Pubergetöse

~ oder: Ice Bucket Challenge reloaded ~

Aufenthaltsorte im Winter?

Frau N. schreibt einen wunderbaren Bericht über Mademoiselle, das Pubertier im gemeinsamen Haushalt. Und obwohl meine Tochter 3.0 mit siebzehneinhalb einige Jahre älter ist als Mademoiselle, stelle ich doch Gemeinsamkeiten fest. Ich bezweifle, dass dies der Frau N. ein Trost sein wird: Die Sache mit dem Aufräumen, unmittelbar nachdem eine Tätigkeit beendet wird, hat auch meine beinahe volljährige Tochter noch nicht verinnerlicht. (Allerdings verfolge ich eine alternative Erziehungstaktik: Ich lasse alles schweigend stehen und liegen, wie es ist, und weise erst gegen elf, wenn Töchterchen ins Bett strebt, darauf hin, dass sie doch bitte noch einmal mit wachem Blick durch die Wohnung gehen solle. Das kostet sie dann meist noch eine Viertelstunde, bis der Wohnungszustand wieder okay ist.)

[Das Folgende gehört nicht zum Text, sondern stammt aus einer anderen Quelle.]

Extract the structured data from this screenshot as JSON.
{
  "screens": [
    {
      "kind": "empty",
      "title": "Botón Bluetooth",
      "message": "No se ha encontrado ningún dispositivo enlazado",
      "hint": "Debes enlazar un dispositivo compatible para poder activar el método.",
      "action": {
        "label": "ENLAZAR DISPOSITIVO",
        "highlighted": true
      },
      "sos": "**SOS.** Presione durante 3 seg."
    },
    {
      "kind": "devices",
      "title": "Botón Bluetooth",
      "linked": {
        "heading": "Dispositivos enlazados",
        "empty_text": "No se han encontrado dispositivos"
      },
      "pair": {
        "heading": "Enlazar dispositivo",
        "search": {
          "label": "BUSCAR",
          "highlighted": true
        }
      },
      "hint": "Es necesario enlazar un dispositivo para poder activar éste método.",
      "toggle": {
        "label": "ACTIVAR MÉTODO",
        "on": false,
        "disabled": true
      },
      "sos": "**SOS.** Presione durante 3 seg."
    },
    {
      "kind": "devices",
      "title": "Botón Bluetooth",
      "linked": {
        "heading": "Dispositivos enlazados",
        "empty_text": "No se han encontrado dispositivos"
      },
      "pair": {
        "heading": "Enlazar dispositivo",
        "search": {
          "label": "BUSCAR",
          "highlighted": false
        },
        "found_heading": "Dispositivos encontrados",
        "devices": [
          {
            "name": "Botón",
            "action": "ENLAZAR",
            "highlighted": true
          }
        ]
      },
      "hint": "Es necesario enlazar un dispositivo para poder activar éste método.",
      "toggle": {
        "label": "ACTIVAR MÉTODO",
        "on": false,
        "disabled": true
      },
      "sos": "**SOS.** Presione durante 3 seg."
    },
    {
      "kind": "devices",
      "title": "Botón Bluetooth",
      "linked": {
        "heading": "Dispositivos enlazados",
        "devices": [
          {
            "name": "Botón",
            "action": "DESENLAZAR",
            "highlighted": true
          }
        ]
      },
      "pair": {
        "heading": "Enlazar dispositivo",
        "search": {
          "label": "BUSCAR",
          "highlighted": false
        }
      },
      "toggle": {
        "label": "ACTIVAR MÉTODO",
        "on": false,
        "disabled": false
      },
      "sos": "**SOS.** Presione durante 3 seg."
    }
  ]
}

Diese Blindheit für ihre Umgebung führe ich darauf zurück, dass ihr Gehirn in keinem Augenblick mit der Aktualität beschäftigt ist. Während sie Dinge tut, sozusagen wie ein programmierter Vollautomat erledigt, ist sie gedanklich bereits Stunden weiter. Bei der anstehenden Fahrstunde vielleicht. Der Party am Wochenende. Oder bei ihrem Freund. Oder was weiß ich denn.

Wie ich auf diese These komme, fragen Sie? – Nun, letzthin erlebte ich an eigenem Leib, wie Übersprungshandlungen im Hirn meiner Tochter ablaufen:

Wir hatten gekocht. Bratwürste mit Kartoffelbrei. Der Dampf waberte durch die Wohnung, und so öffnete ich die Balkontüre, um für klare Sicht zu sorgen. Dabei telefonierte ich und trat zur Eigenlüftung hinaus vor die Türe. In diesem Augenblick sprintete Tochter 3.0 heran und verabschiedete sich wie immer in höchster Eile; die Bahn! Sie fährt völlig überraschend schon in zwei Minuten! Zur letzten Fahrstunde vor der Prüfung! Schnell, schnell, schnell!

Ich winke ihr kurz zu, zeige Daumen nach oben – ich habe verstanden – und wende mich wieder meinem Telefongespräch zu. Als ich aufgelegt habe und mich umdrehe, um in die Wohnung zurückzukehren, ist die Balkontüre geschlossen. Von innen verriegelt. Soso. Aha.
Ich lobe kurz den Herrn, dass er mich vorsorglich mit dem Telefon in der Hand hinaus in den Winter geschickt hat. Denn ohne diesen Rettungsanker bliebe mir jetzt nichts anderes übrig, als aus dem vierten Stock an der Regenrinne nach unten zu klettern, um nicht binnen weniger Minuten zu erfrieren.
Ich rufe also hektisch wohlüberlegt mehrere Menschen an, deren Telefonnummern in meinem Apparat gespeichert sind. Viele sind das nicht, da ich selten über Festnetz telefoniere. Leider erreiche ich kaum jemanden, und erst nach langem Hin und Her setzt sich Tochter 1.0 am anderen Ende der Stadt in Bewegung, die über einen Ersatzschlüssel verfügt. Nach vierzig Minuten Eishölle im Hemd auf dem Balkon werde ich erlöst. Ich habe jetzt einen ganz anderen Blick auf die Flüchtlingstrecks aus dem Osten, vor siebzig Jahren, im Januar 1945. Außerdem weiß ich, dass ich im Fall des Falles von der rechten Schulter her erfrieren werde.

Und last but not least: Ab sofort habe ich immer ein waches Auge auf den Aggregatzustand von Tochter 3.0. – Ist sie müde? Panisch? In heller Freude? Dann ist höchste Alarmstufe geboten. Frauen und Kinder bitte in den Luftschutzkeller, und ich verbarrikadiere mich im Badezimmer. Mit ausreichend Proviant, Bier und Lesestoff versehen. Und einem Parka für den Notfall. Nur für den Fall, dass der Nachwuchs in einem Anfall geistiger Umnachtung die Zentralheizung abschaltet, bevor sie geht.